氷見漁港であがったヒラメ、ヒラマサ、アジのほか、新湊の甘エビ、白エビ、バイ貝などなど富山湾のネタが満載の『おまかせにぎり12貫』(4,000円)
鮨にするネタは厚めに切りつける。厚めに切ることで、神経じめしたヒラメなどは、少し寝かせたものとは違う独特のもっちり感が際立ち、酸味をあまり立たせない甘めの酢飯との相性も良い。アジは、魚本来の香りをより感じることができる。
昆布締めや酢締め、寝かせるなどネタに一切の仕事はほどこさない潔い“裸の”魚そのままを、優しい酢飯がそっと支えているのが【きよ水】の鮨。包容力のある広大な海を感じるような鮨こそが個性であり、魅力である。
氷見前の魚を鮨と料理で余すことなく堪能する【川喜】
【川喜】の2代目として日々店に立つ余川さん
氷見の景色といえば、海の向こうに見える冠雪の立山連峰が有名だが、町の中にも美しい場所がいくつかある。市内を流れる湊川沿いもその一つだろう。十二潟と海をつなぐ細い川の両側には昔ながらの建物が並び、個性的なデザインの橋がいくつもかけられている。その町並みの中にしっくりと馴染む鮨屋が【川喜】だ。
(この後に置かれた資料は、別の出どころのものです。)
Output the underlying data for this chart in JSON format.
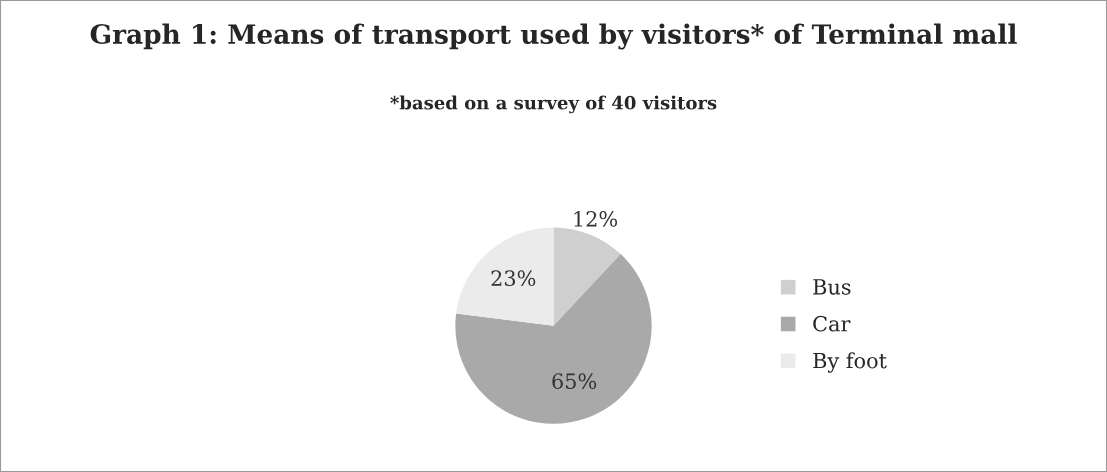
{
  "chart_data": {
    "type": "pie",
    "title": "Graph 1: Means of transport used by visitors* of Terminal mall",
    "subtitle": "*based on a survey of 40 visitors",
    "categories": [
      "Bus",
      "Car",
      "By foot"
    ],
    "values": [
      12,
      65,
      23
    ],
    "colors": [
      "#cfcfcf",
      "#a9a9a9",
      "#ebebeb"
    ],
    "value_labels": [
      "12%",
      "65%",
      "23%"
    ],
    "legend": "right"
  }
}
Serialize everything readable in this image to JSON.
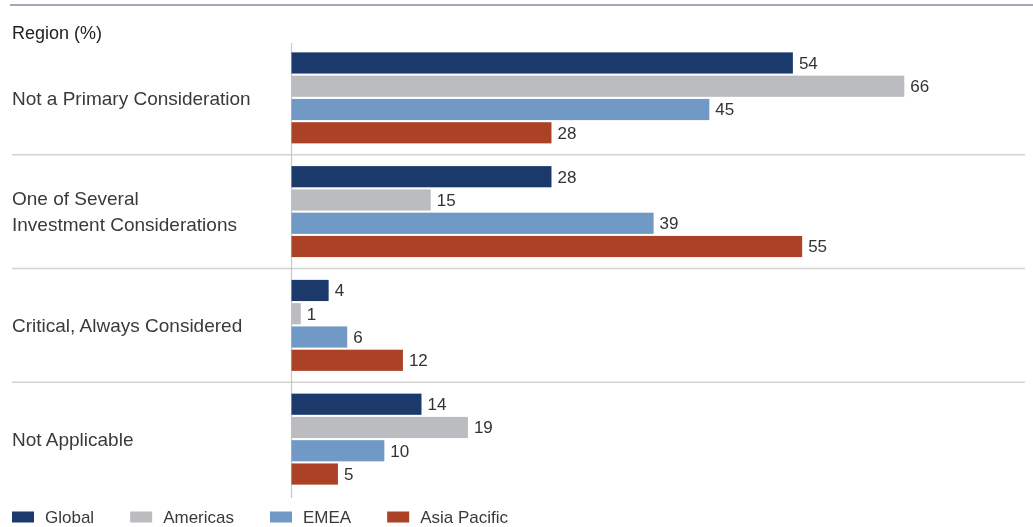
{
  "chart_data": {
    "type": "bar",
    "orientation": "horizontal",
    "title": "Region (%)",
    "categories": [
      "Not a Primary Consideration",
      "One of Several\nInvestment Considerations",
      "Critical, Always Considered",
      "Not Applicable"
    ],
    "series": [
      {
        "name": "Global",
        "color": "#1b3a6b",
        "values": [
          54,
          28,
          4,
          14
        ]
      },
      {
        "name": "Americas",
        "color": "#bbbcbf",
        "values": [
          66,
          15,
          1,
          19
        ]
      },
      {
        "name": "EMEA",
        "color": "#7199c6",
        "values": [
          45,
          39,
          6,
          10
        ]
      },
      {
        "name": "Asia Pacific",
        "color": "#ab4125",
        "values": [
          28,
          55,
          12,
          5
        ]
      }
    ],
    "xlim": [
      0,
      79
    ],
    "tick_labels": "y",
    "grid": "y",
    "legend": "bottom",
    "data_labels": true
  }
}
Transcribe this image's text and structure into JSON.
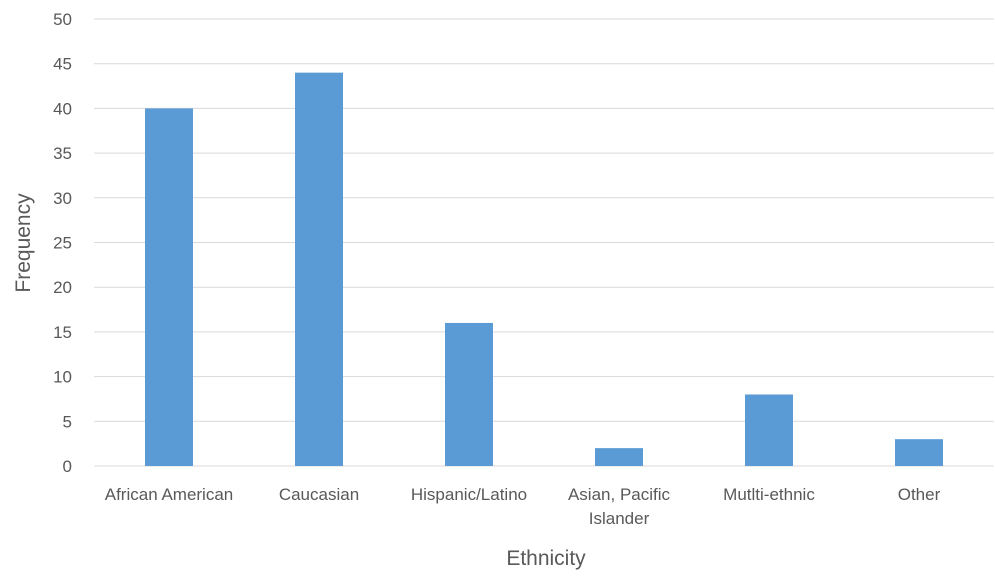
{
  "chart_data": {
    "type": "bar",
    "title": "",
    "xlabel": "Ethnicity",
    "ylabel": "Frequency",
    "categories": [
      [
        "African American"
      ],
      [
        "Caucasian"
      ],
      [
        "Hispanic/Latino"
      ],
      [
        "Asian, Pacific",
        "Islander"
      ],
      [
        "Mutlti-ethnic"
      ],
      [
        "Other"
      ]
    ],
    "values": [
      40,
      44,
      16,
      2,
      8,
      3
    ],
    "ylim": [
      0,
      50
    ],
    "yticks": [
      "0",
      "5",
      "10",
      "15",
      "20",
      "25",
      "30",
      "35",
      "40",
      "45",
      "50"
    ],
    "grid": true,
    "legend": "none",
    "bar_color": "#5b9bd5"
  }
}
氷見であがる旬の魚を一品料理と鮨にして食べさせる、昔ながらの鮨割烹である。
2代目として日々店に立つのは余川幹久之さん。大阪で鮨を学び、京都の料亭で料理の修業をした経験から、鮨に合わせるネタについても料理人として“いかに素材を活かすか”ということから考えることが多いという。
例えば、ランチの鮨で出すキジハタは獲れたての食感の弾力を楽しんでもらうために捌きたてを切りつけ鮨にする。ヒラメは旨みを凝縮したいから昆布締めに。ブリは脂の多い腹側は1日寝かせるが、背側はすぐに握ってフレッシュな香りを楽しんでもらうといった具合だ。
『上握り盛り合わせ10貫』2,500円(汁物つき)。この日はヤリイカ、ブリ、甘エビ、ヒラメ、など。鮨は1貫から頼める(152円〜)。赤ガレイの唐揚げ。時価(850円前後)ブリかまの塩焼き(時価)ほか一品も充実
【川喜】では、鮨以外の一品料理もぜひ頼んでほしい。刺身でも食べられる鮮度の赤ガレイを豪快に丸揚げした料理や、驚くほどたっぷりと身がついたブリカマのシンプルな塩焼きは、港町ならではのごちそうだ。
そのほかにも、季節の魚の西京焼きや、「鯛の子の旨煮」など、お酒がすすむ料理が並ぶ。どれも素材を見極め、その素材が持つおいしさをしっかりと引き出す技が光っている。
【川喜】に来たら、くつろげる座敷もいいが、主人の余川さんと話せるカウンターが特等席だろう。ここは4人だけが座れるプラチナシート。カウンターを希望される場合は、あらかじめ予約を忘れずに。